No active bus service nowadays.

==Nearest banks==
The nearest bank is Punjab Agriculture Central Cooperative Bank and the Oriental Bank of Commerce located in Dholbaha. Also, there is a Punjab National Bank located in Janauri.

==Tourism==
Local points of interest include the Dholbaha Dam, and the archaeological museum located in Dholbaha. Dholbaha was once a center of cultural and religious activity and served as a hub of a trade route. It had been a place of habitation from very early times; the archaeological discoveries have related it's antiquities to the Pleistocene period. Fossils and stone tools found in the valley indicate the appearance of early man, in the region. Most of the artifacts were imperishable - such as chopping tools and hand axes. Due to availability of resources, various civilizations flourished in Dholbaha region. The presence of fossils and sandstone sculptures of medieval period underlines the importance of Dholbaha and suggests that Dholbaha valley was occupied by the affluent iconolatry at various images.
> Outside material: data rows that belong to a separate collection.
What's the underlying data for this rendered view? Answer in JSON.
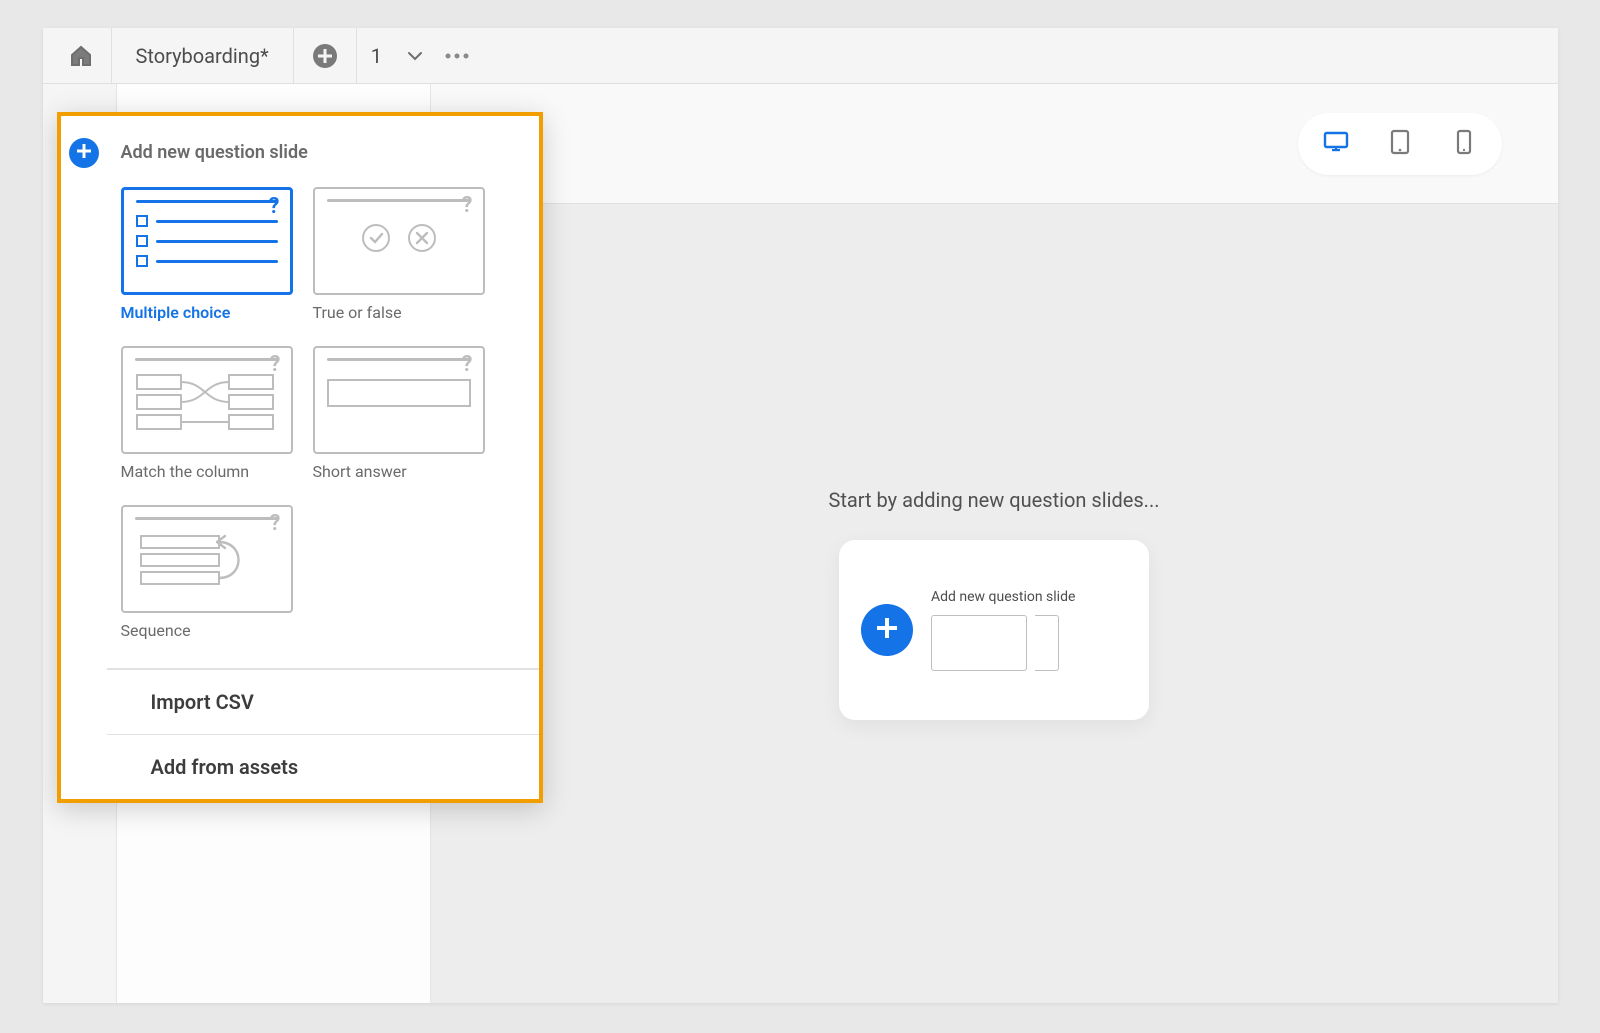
{
  "topbar": {
    "title": "Storyboarding*",
    "page_number": "1"
  },
  "device_switch": {
    "active": "desktop"
  },
  "canvas": {
    "empty_message": "Start by adding new question slides...",
    "mini_panel_title": "Add new question slide"
  },
  "popover": {
    "title": "Add new question slide",
    "options": [
      {
        "label": "Multiple choice",
        "selected": true,
        "kind": "mc"
      },
      {
        "label": "True or false",
        "selected": false,
        "kind": "tf"
      },
      {
        "label": "Match the column",
        "selected": false,
        "kind": "match"
      },
      {
        "label": "Short answer",
        "selected": false,
        "kind": "short"
      },
      {
        "label": "Sequence",
        "selected": false,
        "kind": "seq"
      }
    ],
    "actions": {
      "import_csv": "Import CSV",
      "add_from_assets": "Add from assets"
    }
  }
}
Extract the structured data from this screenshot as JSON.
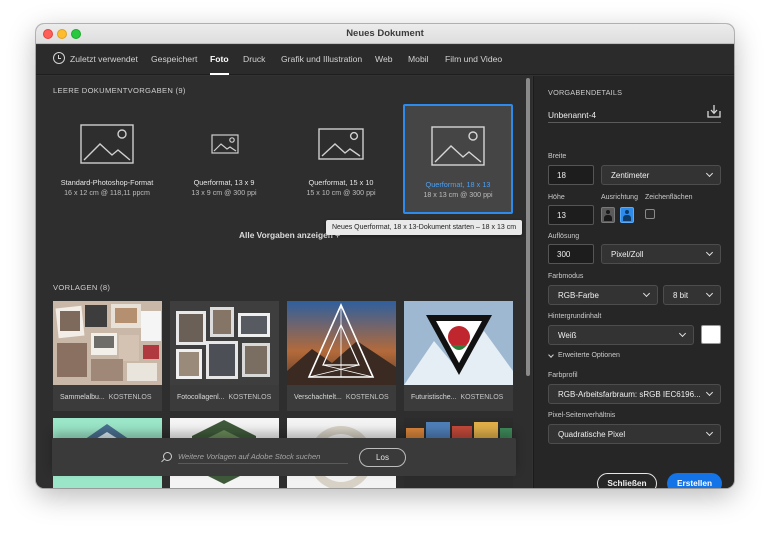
{
  "window": {
    "title": "Neues Dokument"
  },
  "tabs": [
    {
      "label": "Zuletzt verwendet"
    },
    {
      "label": "Gespeichert"
    },
    {
      "label": "Foto",
      "active": true
    },
    {
      "label": "Druck"
    },
    {
      "label": "Grafik und Illustration"
    },
    {
      "label": "Web"
    },
    {
      "label": "Mobil"
    },
    {
      "label": "Film und Video"
    }
  ],
  "blank_presets": {
    "title": "LEERE DOKUMENTVORGABEN (9)",
    "items": [
      {
        "name": "Standard-Photoshop-Format",
        "details": "16 x 12 cm @ 118,11 ppcm",
        "icon": "image-placeholder-icon"
      },
      {
        "name": "Querformat, 13 x 9",
        "details": "13 x 9 cm @ 300 ppi",
        "icon": "image-placeholder-icon"
      },
      {
        "name": "Querformat, 15 x 10",
        "details": "15 x 10 cm @ 300 ppi",
        "icon": "image-placeholder-icon"
      },
      {
        "name": "Querformat, 18 x 13",
        "details": "18 x 13 cm @ 300 ppi",
        "icon": "image-placeholder-icon",
        "selected": true
      }
    ],
    "tooltip": "Neues Querformat, 18 x 13-Dokument starten – 18 x 13 cm",
    "view_all": "Alle Vorgaben anzeigen +"
  },
  "templates": {
    "title": "VORLAGEN (8)",
    "badge": "KOSTENLOS",
    "items": [
      {
        "name": "Sammelalbu..."
      },
      {
        "name": "Fotocollagenl..."
      },
      {
        "name": "Verschachtelt..."
      },
      {
        "name": "Futuristische..."
      },
      {
        "name": ""
      },
      {
        "name": ""
      },
      {
        "name": ""
      },
      {
        "name": ""
      }
    ]
  },
  "search": {
    "placeholder": "Weitere Vorlagen auf Adobe Stock suchen",
    "button": "Los"
  },
  "details": {
    "title": "VORGABENDETAILS",
    "doc_name": "Unbenannt-4",
    "width_label": "Breite",
    "width_value": "18",
    "unit": "Zentimeter",
    "height_label": "Höhe",
    "height_value": "13",
    "orientation_label": "Ausrichtung",
    "orientation": "landscape",
    "artboards_label": "Zeichenflächen",
    "artboards_checked": false,
    "resolution_label": "Auflösung",
    "resolution_value": "300",
    "resolution_unit": "Pixel/Zoll",
    "color_mode_label": "Farbmodus",
    "color_mode": "RGB-Farbe",
    "bit_depth": "8 bit",
    "background_label": "Hintergrundinhalt",
    "background": "Weiß",
    "background_color": "#ffffff",
    "advanced_label": "Erweiterte Optionen",
    "profile_label": "Farbprofil",
    "profile": "RGB-Arbeitsfarbraum: sRGB IEC6196...",
    "pixel_ratio_label": "Pixel-Seitenverhältnis",
    "pixel_ratio": "Quadratische Pixel"
  },
  "actions": {
    "close": "Schließen",
    "create": "Erstellen"
  },
  "colors": {
    "accent": "#1473e6",
    "selection": "#2d8ceb",
    "panel": "#2e2e2e",
    "sidebar": "#262626"
  }
}
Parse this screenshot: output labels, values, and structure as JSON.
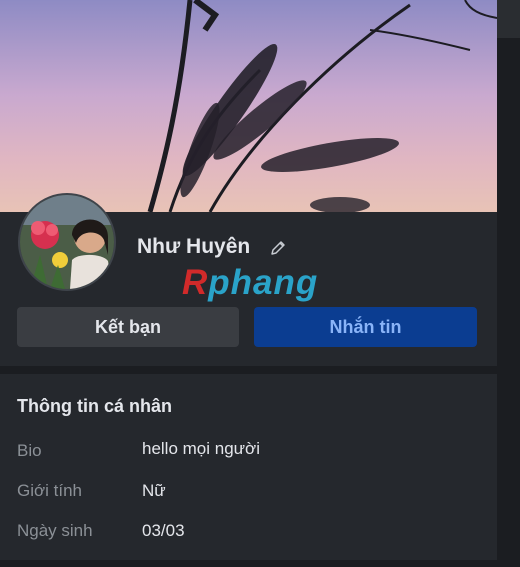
{
  "profile": {
    "name": "Như Huyên",
    "edit_icon": "pencil-icon"
  },
  "watermark": {
    "part1": "R",
    "part2": "phang"
  },
  "actions": {
    "friend_label": "Kết bạn",
    "message_label": "Nhắn tin"
  },
  "personal_info": {
    "title": "Thông tin cá nhân",
    "rows": [
      {
        "label": "Bio",
        "value": "hello mọi người"
      },
      {
        "label": "Giới tính",
        "value": "Nữ"
      },
      {
        "label": "Ngày sinh",
        "value": "03/03"
      }
    ]
  },
  "colors": {
    "panel_bg": "#25282d",
    "accent_button": "#0b3d91",
    "accent_text": "#8ab4f8",
    "secondary_button": "#3a3d42"
  }
}
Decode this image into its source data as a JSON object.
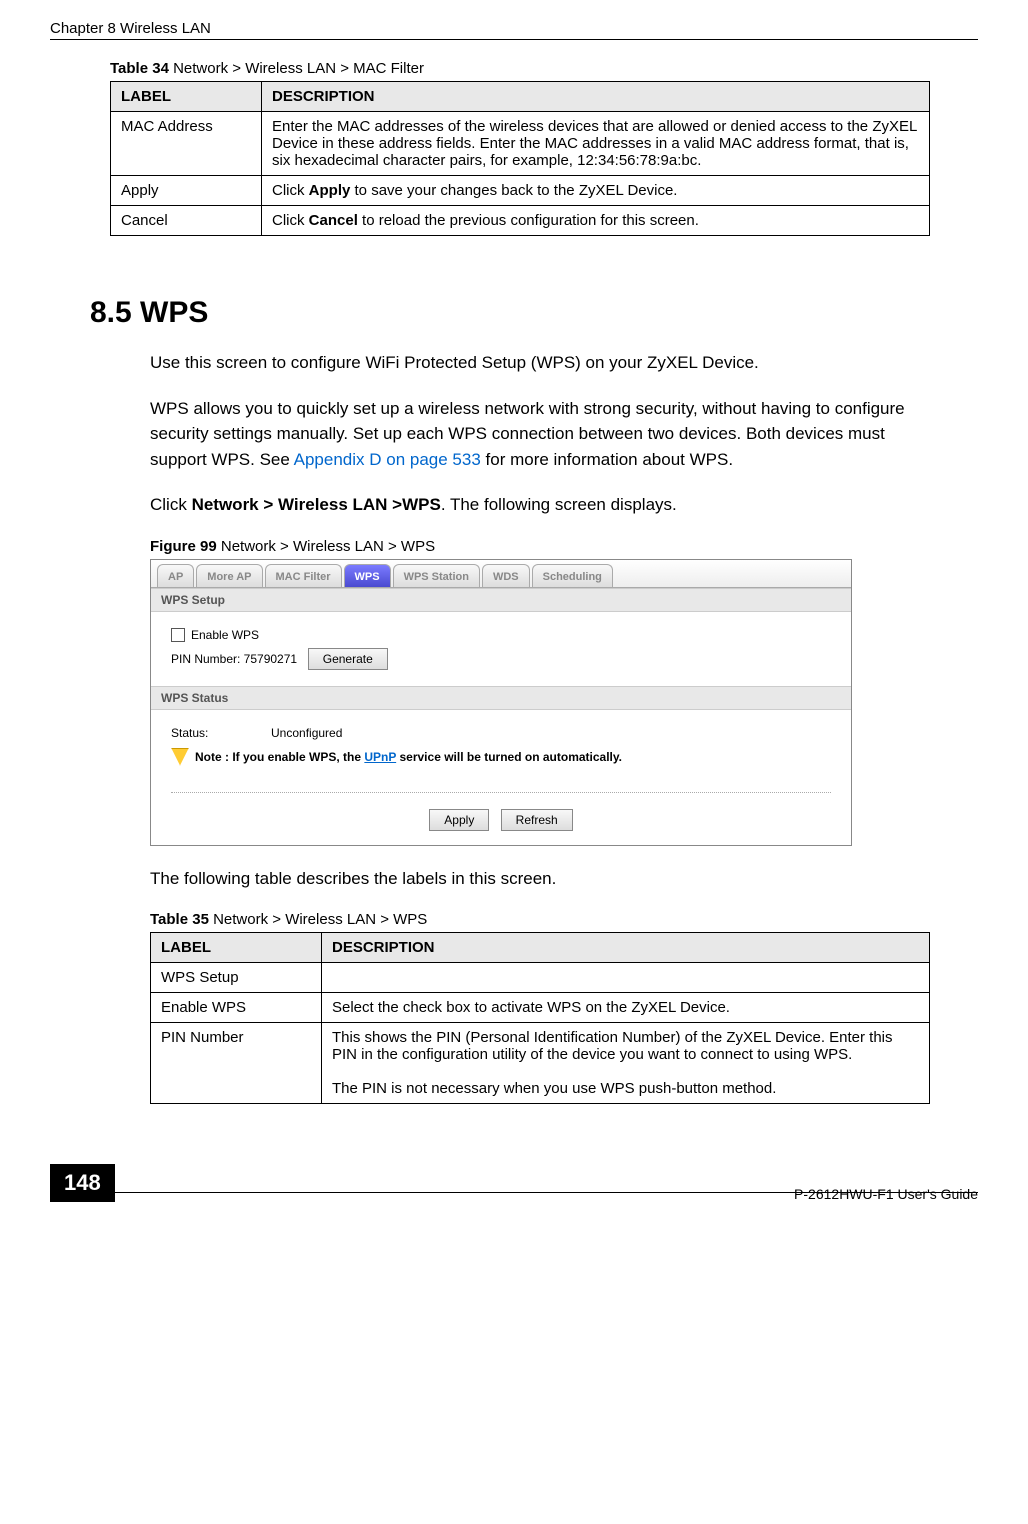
{
  "header": {
    "chapter": "Chapter 8 Wireless LAN"
  },
  "table34": {
    "caption_bold": "Table 34",
    "caption_rest": "   Network > Wireless LAN > MAC Filter",
    "headers": [
      "LABEL",
      "DESCRIPTION"
    ],
    "rows": [
      {
        "label": "MAC Address",
        "desc": "Enter the MAC addresses of the wireless devices that are allowed or denied access to the ZyXEL Device in these address fields. Enter the MAC addresses in a valid MAC address format, that is, six hexadecimal character pairs, for example, 12:34:56:78:9a:bc."
      },
      {
        "label": "Apply",
        "desc_pre": "Click ",
        "desc_bold": "Apply",
        "desc_post": " to save your changes back to the ZyXEL Device."
      },
      {
        "label": "Cancel",
        "desc_pre": "Click ",
        "desc_bold": "Cancel",
        "desc_post": " to reload the previous configuration for this screen."
      }
    ]
  },
  "section": {
    "heading": "8.5  WPS",
    "p1": "Use this screen to configure WiFi Protected Setup (WPS) on your ZyXEL Device.",
    "p2_pre": "WPS allows you to quickly set up a wireless network with strong security, without having to configure security settings manually. Set up each WPS connection between two devices. Both devices must support WPS. See ",
    "p2_link": "Appendix D on page 533",
    "p2_post": " for more information about WPS.",
    "p3_pre": "Click ",
    "p3_bold": "Network > Wireless LAN >WPS",
    "p3_post": ". The following screen displays.",
    "fig_caption_bold": "Figure 99",
    "fig_caption_rest": "   Network > Wireless LAN > WPS",
    "post_fig": "The following table describes the labels in this screen."
  },
  "screenshot": {
    "tabs": [
      "AP",
      "More AP",
      "MAC Filter",
      "WPS",
      "WPS Station",
      "WDS",
      "Scheduling"
    ],
    "active_tab_index": 3,
    "wps_setup_title": "WPS Setup",
    "enable_wps_label": "Enable WPS",
    "pin_label": "PIN Number: 75790271",
    "generate_btn": "Generate",
    "wps_status_title": "WPS Status",
    "status_label": "Status:",
    "status_value": "Unconfigured",
    "note_prefix": "Note : If you enable WPS, the ",
    "note_link": "UPnP",
    "note_suffix": " service will be turned on automatically.",
    "apply_btn": "Apply",
    "refresh_btn": "Refresh"
  },
  "table35": {
    "caption_bold": "Table 35",
    "caption_rest": "   Network > Wireless LAN > WPS",
    "headers": [
      "LABEL",
      "DESCRIPTION"
    ],
    "rows": [
      {
        "label": "WPS Setup",
        "desc": ""
      },
      {
        "label": "Enable WPS",
        "desc": "Select the check box to activate WPS on the ZyXEL Device."
      },
      {
        "label": "PIN Number",
        "desc": "This shows the PIN (Personal Identification Number) of the ZyXEL Device. Enter this PIN in the configuration utility of the device you want to connect to using WPS.\n\nThe PIN is not necessary when you use WPS push-button method."
      }
    ]
  },
  "footer": {
    "page_number": "148",
    "guide": "P-2612HWU-F1 User's Guide"
  }
}
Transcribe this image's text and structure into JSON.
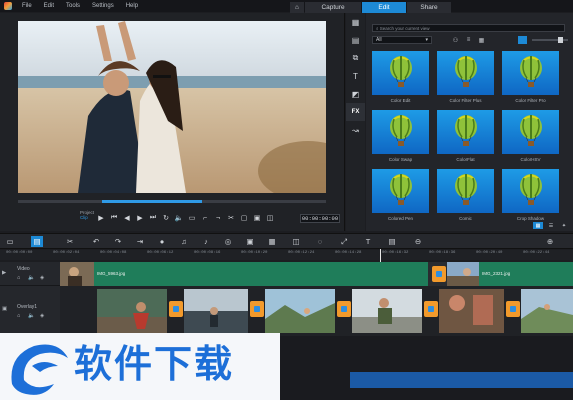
{
  "menu": {
    "file": "File",
    "edit": "Edit",
    "tools": "Tools",
    "settings": "Settings",
    "help": "Help"
  },
  "workspace_tabs": {
    "capture": "Capture",
    "edit": "Edit",
    "share": "Share"
  },
  "player": {
    "project_label": "Project",
    "clip_label": "Clip",
    "timecode": "00:00:00:00",
    "scrub_position": 0.27
  },
  "library": {
    "search_placeholder": "Search your current view",
    "filter": "All",
    "filters": [
      {
        "label": "Color Edit"
      },
      {
        "label": "Color Filter Plus"
      },
      {
        "label": "Color Filter Pro"
      },
      {
        "label": "Color Swap"
      },
      {
        "label": "ColorFlat"
      },
      {
        "label": "ColorHSV"
      },
      {
        "label": "Colored Pen"
      },
      {
        "label": "Comic"
      },
      {
        "label": "Crop Shadow"
      }
    ]
  },
  "timeline": {
    "ruler": [
      "00:00:00:00",
      "00:00:02:04",
      "00:00:04:08",
      "00:00:06:12",
      "00:00:08:16",
      "00:00:10:20",
      "00:00:12:24",
      "00:00:14:28",
      "00:00:16:32",
      "00:00:18:36",
      "00:00:20:40",
      "00:00:22:44"
    ],
    "video_track": {
      "name": "Video",
      "clip1": "IMG_5963.jpg",
      "clip2": "IMG_2321.jpg"
    },
    "overlay_track": {
      "name": "Overlay1"
    }
  },
  "watermark": {
    "text": "软件下载"
  },
  "colors": {
    "accent": "#1d8ad6",
    "clip_green": "#1f7d5a",
    "transition_orange": "#f29a2c"
  }
}
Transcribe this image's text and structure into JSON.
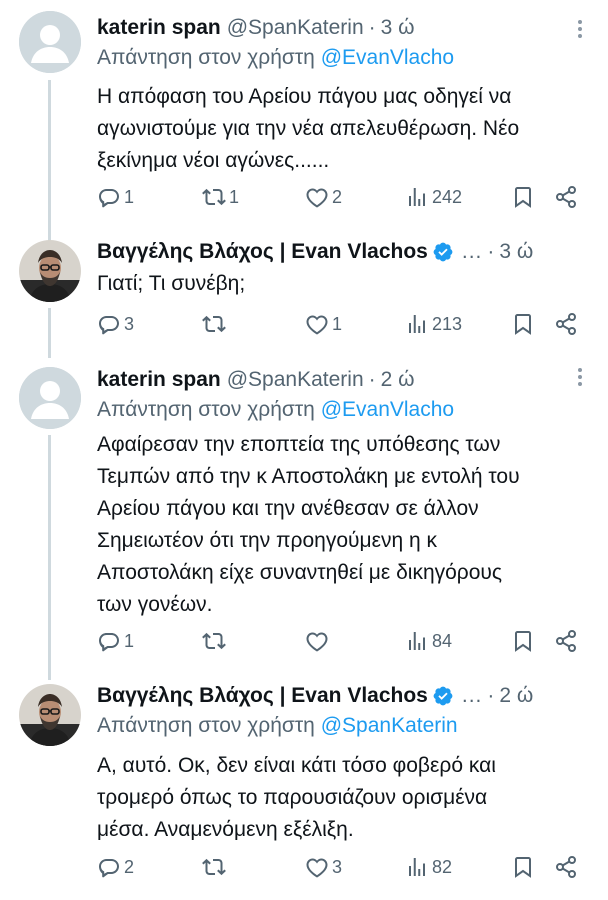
{
  "tweets": [
    {
      "name": "katerin span",
      "handle": "@SpanKaterin",
      "dot": "·",
      "time": "3 ώ",
      "reply_prefix": "Απάντηση στον χρήστη",
      "reply_to": "@EvanVlacho",
      "text": "Η απόφαση του Αρείου πάγου μας οδηγεί  να\nαγωνιστούμε για την νέα απελευθέρωση. Νέο\nξεκίνημα νέοι αγώνες......",
      "counts": {
        "replies": "1",
        "retweets": "1",
        "likes": "2",
        "views": "242"
      }
    },
    {
      "name": "Βαγγέλης Βλάχος | Evan Vlachos",
      "ellipsis": "...",
      "dot": "·",
      "time": "3 ώ",
      "text": "Γιατί; Τι συνέβη;",
      "counts": {
        "replies": "3",
        "retweets": "",
        "likes": "1",
        "views": "213"
      }
    },
    {
      "name": "katerin span",
      "handle": "@SpanKaterin",
      "dot": "·",
      "time": "2 ώ",
      "reply_prefix": "Απάντηση στον χρήστη",
      "reply_to": "@EvanVlacho",
      "text": "Αφαίρεσαν την εποπτεία της υπόθεσης των\nΤεμπών από την κ Αποστολάκη  με εντολή του\nΑρείου πάγου και την ανέθεσαν σε άλλον\n Σημειωτέον ότι την προηγούμενη η κ\nΑποστολάκη είχε συναντηθεί με δικηγόρους\nτων γονέων.",
      "counts": {
        "replies": "1",
        "retweets": "",
        "likes": "",
        "views": "84"
      }
    },
    {
      "name": "Βαγγέλης Βλάχος | Evan Vlachos",
      "ellipsis": "...",
      "dot": "·",
      "time": "2 ώ",
      "reply_prefix": "Απάντηση στον χρήστη",
      "reply_to": "@SpanKaterin",
      "text": "Α, αυτό. Οκ, δεν είναι κάτι τόσο φοβερό και\nτρομερό όπως το παρουσιάζουν ορισμένα\nμέσα. Αναμενόμενη εξέλιξη.",
      "counts": {
        "replies": "2",
        "retweets": "",
        "likes": "3",
        "views": "82"
      }
    }
  ],
  "icons": {
    "reply": "reply-icon",
    "retweet": "retweet-icon",
    "like": "heart-icon",
    "views": "views-icon",
    "bookmark": "bookmark-icon",
    "share": "share-icon",
    "verified": "verified-badge-icon",
    "more": "more-options-icon"
  },
  "colors": {
    "text": "#0f1419",
    "secondary": "#536471",
    "link": "#1d9bf0",
    "thread_line": "#cfd9de",
    "default_avatar": "#cfd9de"
  }
}
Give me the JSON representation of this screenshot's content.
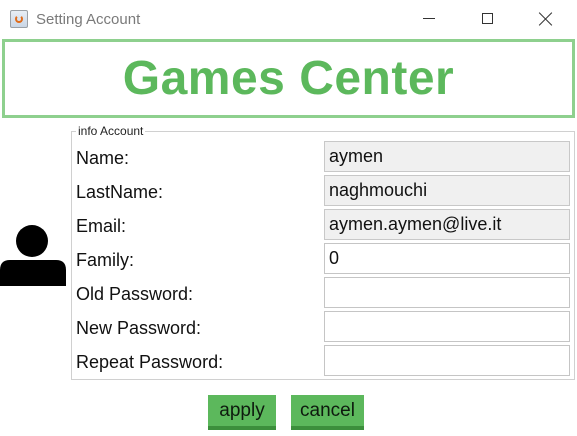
{
  "window": {
    "title": "Setting Account",
    "controls": {
      "minimize": "minimize",
      "maximize": "maximize",
      "close": "close"
    }
  },
  "banner": {
    "title": "Games Center",
    "color": "#5cb85c",
    "border_color": "#8ed08e"
  },
  "avatar": {
    "icon": "user-icon"
  },
  "form": {
    "legend": "info Account",
    "rows": [
      {
        "label": "Name:",
        "value": "aymen",
        "readonly": true
      },
      {
        "label": "LastName:",
        "value": "naghmouchi",
        "readonly": true
      },
      {
        "label": "Email:",
        "value": "aymen.aymen@live.it",
        "readonly": true
      },
      {
        "label": "Family:",
        "value": "0",
        "readonly": false
      },
      {
        "label": "Old Password:",
        "value": "",
        "readonly": false
      },
      {
        "label": "New Password:",
        "value": "",
        "readonly": false
      },
      {
        "label": "Repeat Password:",
        "value": "",
        "readonly": false
      }
    ]
  },
  "actions": {
    "apply": "apply",
    "cancel": "cancel",
    "button_color": "#5cb85c"
  }
}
Most of the antiquities have been shifted to Vishvesvaranand Vishva Bandhu Institute of Sanskrit and Indological Studies, Sadhu Ashram, 4 km south east of city Hoshiarpur. VVIS&IS, Sadhu Ashram is a part Sanskrit department of Panjab University, Chandigarh.

Land in Kukanet is a private property of villagers, many commuters are sabotaging the state of harmony and creating havoc by brandishing swords and pistols.